Richard Walker

Poverty + anarchy + drug dollars = Mexico

According to Ioan Grillo’s Gangster Warlords we are now all in thrall to Latin America’s drug cartels for just about every commodity

You may not have heard of the Maras. Or Barrio 18. Or the Jalisco New Generation Cartel, or the Zatas, or the Knights Templar, or the Shower Posse. But you should have heard about them, says Ioan Grillo in his new book about transnational drug and crime gangs, because any one of them may have played a profitable and blood-drenched role in bringing you not only your weekend baggie of recreational powder, but also the gold in your earring, the lime in your gin and tonic, the avocado in your salad and even the steel in your Volvo.

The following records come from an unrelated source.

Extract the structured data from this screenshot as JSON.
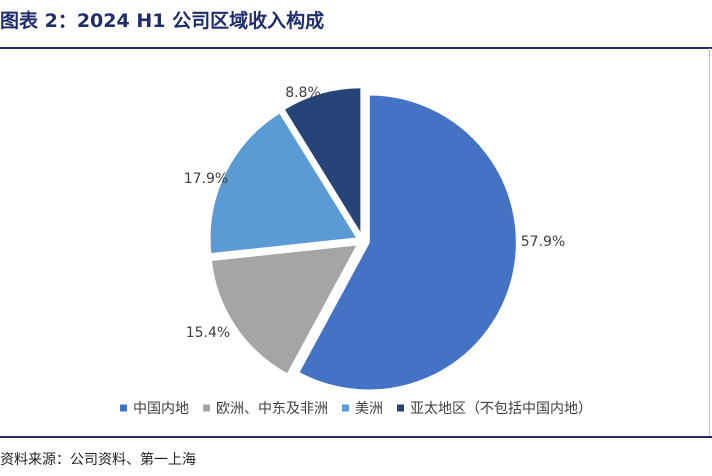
{
  "header": {
    "title": "图表 2：2024 H1 公司区域收入构成"
  },
  "footer": {
    "source": "资料来源：公司资料、第一上海"
  },
  "chart_data": {
    "type": "pie",
    "title": "",
    "start_angle_deg": 0,
    "direction": "clockwise",
    "legend_position": "bottom",
    "slices": [
      {
        "label": "中国内地",
        "value": 57.9,
        "display": "57.9%",
        "color": "#4472c4"
      },
      {
        "label": "欧洲、中东及非洲",
        "value": 15.4,
        "display": "15.4%",
        "color": "#a5a5a5"
      },
      {
        "label": "美洲",
        "value": 17.9,
        "display": "17.9%",
        "color": "#5b9bd5"
      },
      {
        "label": "亚太地区（不包括中国内地）",
        "value": 8.8,
        "display": "8.8%",
        "color": "#264478"
      }
    ]
  }
}
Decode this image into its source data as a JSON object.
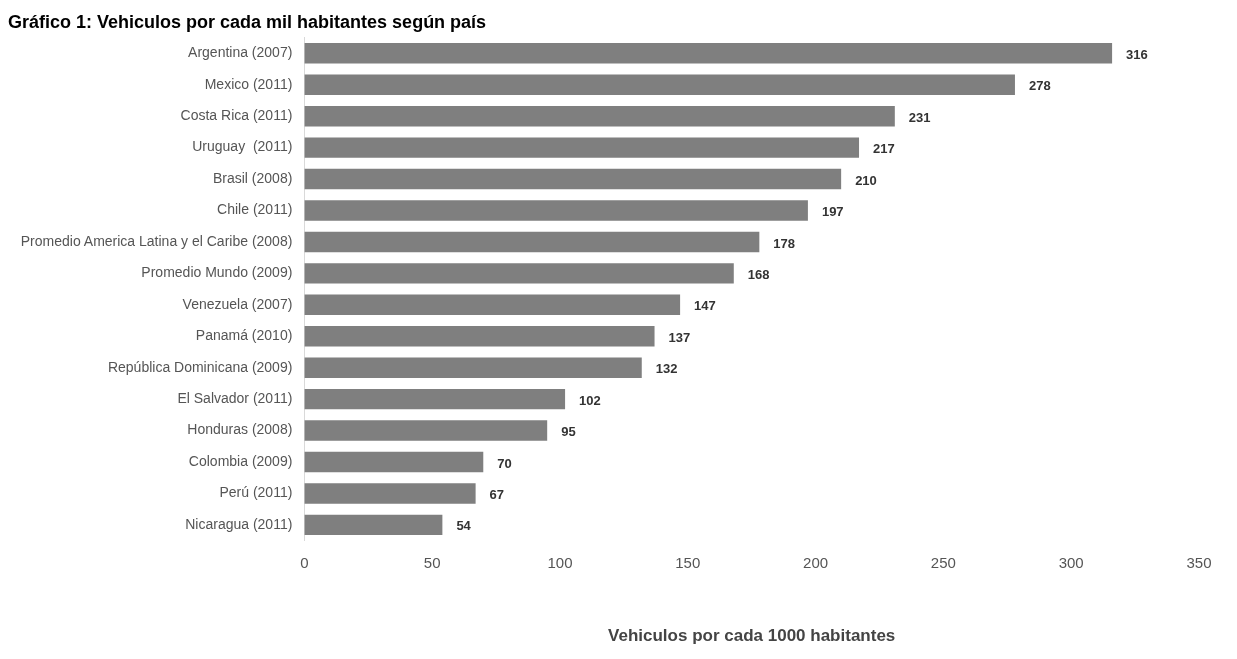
{
  "chart_data": {
    "type": "bar",
    "orientation": "horizontal",
    "title": "Gráfico 1: Vehiculos por cada mil habitantes según país",
    "xlabel": "Vehiculos por cada 1000 habitantes",
    "categories": [
      "Argentina (2007)",
      "Mexico (2011)",
      "Costa Rica (2011)",
      "Uruguay  (2011)",
      "Brasil (2008)",
      "Chile (2011)",
      "Promedio America Latina y el Caribe (2008)",
      "Promedio Mundo (2009)",
      "Venezuela (2007)",
      "Panamá (2010)",
      "República Dominicana (2009)",
      "El Salvador (2011)",
      "Honduras (2008)",
      "Colombia (2009)",
      "Perú (2011)",
      "Nicaragua (2011)"
    ],
    "values": [
      316,
      278,
      231,
      217,
      210,
      197,
      178,
      168,
      147,
      137,
      132,
      102,
      95,
      70,
      67,
      54
    ],
    "color": "#7f7f7f",
    "xlim": [
      0,
      350
    ],
    "xticks": [
      0,
      50,
      100,
      150,
      200,
      250,
      300,
      350
    ],
    "grid": false,
    "legend": false,
    "data_labels": true
  }
}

These ‘gangster warlords’ are the new century’s international mafias. They originate in Central America, Mexico and the Caribbean, although now they have trading subsidiaries everywhere from Bombay to Brixton. It’s a business model that brings new force to the word ‘disruptive’, based as it is on bribery, torture, murder and ultra-pure crystal methamphetamine. And to date, they are unstoppable.

It is next to impossible to estimate accurately the extent of the warlord economy, and the number of lives it has consumed. The UN claims that the total illegal drug industry is worth $320 billion a year. In Mexico alone, government figures show that the crime cartels whose revenues come largely from drugs have been responsible for over 83,000 murders in the last nine years. Although all these figures contain an element of guesswork (and governments often overstate the size of their drug problems in order to squeeze more war-on-drugs funding from Washington), there is no doubt that since the 1980s something has turned a long-standing problem of localised Latin American gangsterism into a global phenomenon.

It started with cocaine. It was cocaine from Colombia and the fabulous profits it generated that built the multi-billion- dollar empires of the Medellin drug cartel, headed by the late Pablo Escobar; the Cali Cartel; and the Norte del Valle Cartel.